In your example, the "come up with your own story" part is the creative part. But you're not "directing" the AI to generate it for you. You're just giving it a command. You're selecting from the results it outputs, but you're not controlling the output.
A film director is a creative. Ultimately, they are in charge of "visualizing" a screenplay": the setting, the the design of the set or the utilization of real locations, the staging of the actors within a scene, the "direction" of the actors (i.e., how they should act out dialog or a scene, lighting, the cinematography, the use of stunts, staging shots to accommodate the use of VFX, the editing (meaning, the actual footage that comprises the movie).
There's an old show on HBO, Project Greenlight, that demonstrates what a director does. They give 2 directors the same screenplay and budget and they make competing movies. The competing movies are always completely different...even though they scripts are the same. (In the most extreme example from one of the later seasons, one of the movies was a teen grossout comedy, and the competing movie was some sort of adult melodrama.)
So 1. being able to bring your own story come to life automatically is cool in itself, and would result in a lot of creative media that is not possible now. Do you know how many people have their own stories, plays, etc that are dying to find someone rich enough to get them published?
2. Using AI can be can be an iterative process. Generate this scene, make this look like that, make it brighter colors, remove this, add this, etc. That's all carefully crafting the output. Now generate this second scene, make the transition this way, etc. I don't see how that's at all different from a director giving their commands to workers, except now you actually have more creative control (given AI gets good enough)
1. We already have that now, it's called Word. Most people are just too lazy to write out their story. AI doesn't improve the situation, it makes it worse. It will become vastly harder to find the good stuff in the avalanche of crap.
2. Current AI can't do what you're describing, so the biggest difference is that you're posing a hypothetical against the real world. But more specifically: the director already has a specific vision in their hand; the purpose of the "direction" is to bring this vision into reality within the scope of their budget and resources. With AI, you have a general idea and the AI creates its own vision and you pick what you like the best, until you ultimately realize the AI isn't going to get what you actually want and you settle for the best the AI can do for you. So, completely different.

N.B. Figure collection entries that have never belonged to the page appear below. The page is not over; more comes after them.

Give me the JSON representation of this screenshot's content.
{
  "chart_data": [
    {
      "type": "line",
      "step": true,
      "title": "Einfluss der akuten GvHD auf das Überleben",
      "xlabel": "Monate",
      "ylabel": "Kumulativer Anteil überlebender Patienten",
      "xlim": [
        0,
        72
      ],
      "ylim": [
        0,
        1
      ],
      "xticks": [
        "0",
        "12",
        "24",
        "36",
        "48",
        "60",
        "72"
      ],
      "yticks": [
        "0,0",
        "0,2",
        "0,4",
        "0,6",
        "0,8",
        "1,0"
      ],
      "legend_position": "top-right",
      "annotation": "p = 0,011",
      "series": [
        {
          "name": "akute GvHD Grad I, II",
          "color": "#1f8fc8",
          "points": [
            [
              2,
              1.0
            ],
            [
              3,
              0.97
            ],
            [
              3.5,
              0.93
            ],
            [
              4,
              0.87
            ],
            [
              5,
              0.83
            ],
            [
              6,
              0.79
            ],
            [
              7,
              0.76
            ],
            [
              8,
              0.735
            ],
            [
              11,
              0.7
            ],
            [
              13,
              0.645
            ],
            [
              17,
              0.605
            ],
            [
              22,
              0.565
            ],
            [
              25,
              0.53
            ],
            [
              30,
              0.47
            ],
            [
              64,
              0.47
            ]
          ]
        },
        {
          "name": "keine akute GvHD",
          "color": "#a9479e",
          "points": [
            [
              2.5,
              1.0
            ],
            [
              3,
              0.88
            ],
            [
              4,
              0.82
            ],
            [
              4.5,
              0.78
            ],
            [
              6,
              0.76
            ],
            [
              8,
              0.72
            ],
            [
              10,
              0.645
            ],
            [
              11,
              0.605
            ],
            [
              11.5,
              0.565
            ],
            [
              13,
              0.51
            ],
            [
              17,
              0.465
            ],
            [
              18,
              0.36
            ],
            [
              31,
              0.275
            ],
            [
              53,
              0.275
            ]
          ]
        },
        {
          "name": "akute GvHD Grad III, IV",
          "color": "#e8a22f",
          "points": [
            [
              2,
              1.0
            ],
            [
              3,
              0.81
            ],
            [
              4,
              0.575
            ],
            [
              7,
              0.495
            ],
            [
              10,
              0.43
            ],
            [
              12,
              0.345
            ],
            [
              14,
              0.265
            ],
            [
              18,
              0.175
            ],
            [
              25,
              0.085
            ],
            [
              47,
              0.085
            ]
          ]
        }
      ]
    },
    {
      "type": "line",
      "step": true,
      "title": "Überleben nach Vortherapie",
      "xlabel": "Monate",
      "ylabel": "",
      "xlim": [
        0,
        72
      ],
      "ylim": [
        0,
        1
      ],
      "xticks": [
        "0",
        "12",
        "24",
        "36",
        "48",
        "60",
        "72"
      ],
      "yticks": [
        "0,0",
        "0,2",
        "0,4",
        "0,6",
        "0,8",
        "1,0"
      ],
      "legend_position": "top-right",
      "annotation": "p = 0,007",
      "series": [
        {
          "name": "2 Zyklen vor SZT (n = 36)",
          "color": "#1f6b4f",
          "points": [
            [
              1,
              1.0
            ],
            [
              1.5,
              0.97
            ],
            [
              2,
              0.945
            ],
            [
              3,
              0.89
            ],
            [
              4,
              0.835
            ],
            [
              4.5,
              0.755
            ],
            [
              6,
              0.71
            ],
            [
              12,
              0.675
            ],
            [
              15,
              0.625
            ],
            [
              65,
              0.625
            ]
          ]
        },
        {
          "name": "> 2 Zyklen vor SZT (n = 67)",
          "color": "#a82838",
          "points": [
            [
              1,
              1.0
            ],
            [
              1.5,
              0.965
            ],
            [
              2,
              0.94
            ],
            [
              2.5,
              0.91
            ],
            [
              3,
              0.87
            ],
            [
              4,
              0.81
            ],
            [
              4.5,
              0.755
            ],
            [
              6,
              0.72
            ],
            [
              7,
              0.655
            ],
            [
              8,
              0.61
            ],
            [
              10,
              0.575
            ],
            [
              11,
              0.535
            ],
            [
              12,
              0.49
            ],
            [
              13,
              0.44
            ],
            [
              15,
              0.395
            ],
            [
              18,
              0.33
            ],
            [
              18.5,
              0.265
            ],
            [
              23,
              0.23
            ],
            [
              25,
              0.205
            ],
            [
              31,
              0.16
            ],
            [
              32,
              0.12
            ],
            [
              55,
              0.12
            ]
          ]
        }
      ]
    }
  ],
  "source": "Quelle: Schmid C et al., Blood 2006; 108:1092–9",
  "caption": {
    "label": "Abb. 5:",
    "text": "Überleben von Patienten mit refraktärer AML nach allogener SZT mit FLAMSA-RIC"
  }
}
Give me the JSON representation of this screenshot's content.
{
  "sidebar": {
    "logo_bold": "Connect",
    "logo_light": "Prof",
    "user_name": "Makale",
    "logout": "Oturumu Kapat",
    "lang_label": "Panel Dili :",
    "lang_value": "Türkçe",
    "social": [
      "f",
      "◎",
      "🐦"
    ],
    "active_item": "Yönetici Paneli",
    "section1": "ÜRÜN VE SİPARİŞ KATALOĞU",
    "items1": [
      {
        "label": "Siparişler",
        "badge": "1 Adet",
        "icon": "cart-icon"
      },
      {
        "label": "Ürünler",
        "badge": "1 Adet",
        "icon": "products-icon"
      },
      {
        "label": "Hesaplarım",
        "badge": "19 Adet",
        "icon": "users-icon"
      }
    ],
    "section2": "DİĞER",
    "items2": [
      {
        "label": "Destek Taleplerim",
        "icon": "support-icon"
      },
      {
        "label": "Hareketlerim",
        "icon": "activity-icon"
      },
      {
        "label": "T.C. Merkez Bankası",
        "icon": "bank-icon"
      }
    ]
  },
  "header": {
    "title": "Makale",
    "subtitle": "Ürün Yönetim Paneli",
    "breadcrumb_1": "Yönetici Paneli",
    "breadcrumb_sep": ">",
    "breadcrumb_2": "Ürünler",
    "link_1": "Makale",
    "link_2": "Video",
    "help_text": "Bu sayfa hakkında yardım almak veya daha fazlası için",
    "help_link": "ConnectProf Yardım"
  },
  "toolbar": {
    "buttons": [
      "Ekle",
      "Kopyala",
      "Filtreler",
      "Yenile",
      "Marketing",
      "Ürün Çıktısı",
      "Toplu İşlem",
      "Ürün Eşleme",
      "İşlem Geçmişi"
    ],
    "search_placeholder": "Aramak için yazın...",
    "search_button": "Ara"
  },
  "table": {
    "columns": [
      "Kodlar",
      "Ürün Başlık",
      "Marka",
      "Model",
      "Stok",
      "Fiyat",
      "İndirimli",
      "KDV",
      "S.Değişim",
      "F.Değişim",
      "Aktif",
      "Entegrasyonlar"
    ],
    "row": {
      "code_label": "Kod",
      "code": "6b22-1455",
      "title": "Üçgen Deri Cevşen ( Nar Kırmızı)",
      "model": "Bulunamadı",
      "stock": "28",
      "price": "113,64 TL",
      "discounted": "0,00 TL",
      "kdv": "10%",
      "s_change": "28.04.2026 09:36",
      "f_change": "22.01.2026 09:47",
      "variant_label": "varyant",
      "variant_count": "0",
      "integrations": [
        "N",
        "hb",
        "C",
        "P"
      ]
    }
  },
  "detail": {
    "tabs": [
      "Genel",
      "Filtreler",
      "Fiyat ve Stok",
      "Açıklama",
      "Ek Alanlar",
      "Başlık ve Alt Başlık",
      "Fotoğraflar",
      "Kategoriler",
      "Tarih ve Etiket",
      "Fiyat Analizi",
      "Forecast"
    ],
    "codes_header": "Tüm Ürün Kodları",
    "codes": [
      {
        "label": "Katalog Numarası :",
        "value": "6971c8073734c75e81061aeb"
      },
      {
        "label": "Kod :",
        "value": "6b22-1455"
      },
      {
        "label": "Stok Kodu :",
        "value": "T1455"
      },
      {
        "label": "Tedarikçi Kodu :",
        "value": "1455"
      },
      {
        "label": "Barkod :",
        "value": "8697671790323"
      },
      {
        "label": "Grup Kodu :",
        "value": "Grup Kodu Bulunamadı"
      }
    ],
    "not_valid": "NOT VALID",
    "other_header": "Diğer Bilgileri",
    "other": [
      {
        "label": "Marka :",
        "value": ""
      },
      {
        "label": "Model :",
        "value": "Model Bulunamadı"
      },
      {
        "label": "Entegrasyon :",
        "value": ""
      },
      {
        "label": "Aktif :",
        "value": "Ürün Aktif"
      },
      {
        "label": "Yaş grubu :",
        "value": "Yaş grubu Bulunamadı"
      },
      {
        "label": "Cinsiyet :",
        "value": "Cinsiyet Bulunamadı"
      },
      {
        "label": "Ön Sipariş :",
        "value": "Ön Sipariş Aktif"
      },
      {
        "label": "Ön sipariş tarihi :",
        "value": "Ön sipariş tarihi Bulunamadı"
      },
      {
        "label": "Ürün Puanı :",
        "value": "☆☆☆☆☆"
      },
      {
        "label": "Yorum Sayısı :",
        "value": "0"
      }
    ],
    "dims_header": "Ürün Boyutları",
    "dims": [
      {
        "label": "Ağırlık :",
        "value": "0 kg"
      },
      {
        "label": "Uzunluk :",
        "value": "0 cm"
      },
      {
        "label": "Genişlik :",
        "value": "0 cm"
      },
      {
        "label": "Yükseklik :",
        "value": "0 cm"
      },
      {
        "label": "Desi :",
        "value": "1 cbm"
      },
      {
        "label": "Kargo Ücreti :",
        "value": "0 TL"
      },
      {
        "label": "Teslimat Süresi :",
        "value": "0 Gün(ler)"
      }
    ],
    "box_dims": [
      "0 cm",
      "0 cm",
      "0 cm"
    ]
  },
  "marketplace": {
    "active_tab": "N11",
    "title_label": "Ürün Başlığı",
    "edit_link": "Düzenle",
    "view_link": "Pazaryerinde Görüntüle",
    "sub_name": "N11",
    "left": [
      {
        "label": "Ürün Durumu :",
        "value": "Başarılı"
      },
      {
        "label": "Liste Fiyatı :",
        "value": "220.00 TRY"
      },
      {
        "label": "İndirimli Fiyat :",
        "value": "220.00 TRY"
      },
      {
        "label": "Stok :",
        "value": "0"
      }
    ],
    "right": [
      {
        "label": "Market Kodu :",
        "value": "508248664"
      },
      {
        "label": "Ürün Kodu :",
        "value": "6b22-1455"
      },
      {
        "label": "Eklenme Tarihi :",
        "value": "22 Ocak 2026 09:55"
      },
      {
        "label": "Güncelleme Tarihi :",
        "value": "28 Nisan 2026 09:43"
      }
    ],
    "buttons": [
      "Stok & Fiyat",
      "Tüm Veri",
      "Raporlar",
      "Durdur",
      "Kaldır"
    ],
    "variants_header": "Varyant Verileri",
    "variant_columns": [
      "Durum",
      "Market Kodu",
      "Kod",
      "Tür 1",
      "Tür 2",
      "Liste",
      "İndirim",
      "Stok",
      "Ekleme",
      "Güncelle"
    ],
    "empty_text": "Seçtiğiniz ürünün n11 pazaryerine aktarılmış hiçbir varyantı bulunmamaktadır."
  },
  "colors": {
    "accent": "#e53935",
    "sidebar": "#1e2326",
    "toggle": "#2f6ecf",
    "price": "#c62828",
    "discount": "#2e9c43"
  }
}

>But you're not "directing" the AI to generate it for you. You're just giving it a command.
That's what direction is though. Film directors prompt their actors and choose the results they like best (among many other commands to many other groups)
>You're selecting from the results it outputs, but you're not controlling the output.
The prompt controls the output (and I bet you'd have more control over the AI than you'd have over a drunk Marlon Brando)
You could come up with your own story and direct the AI to generate it for you.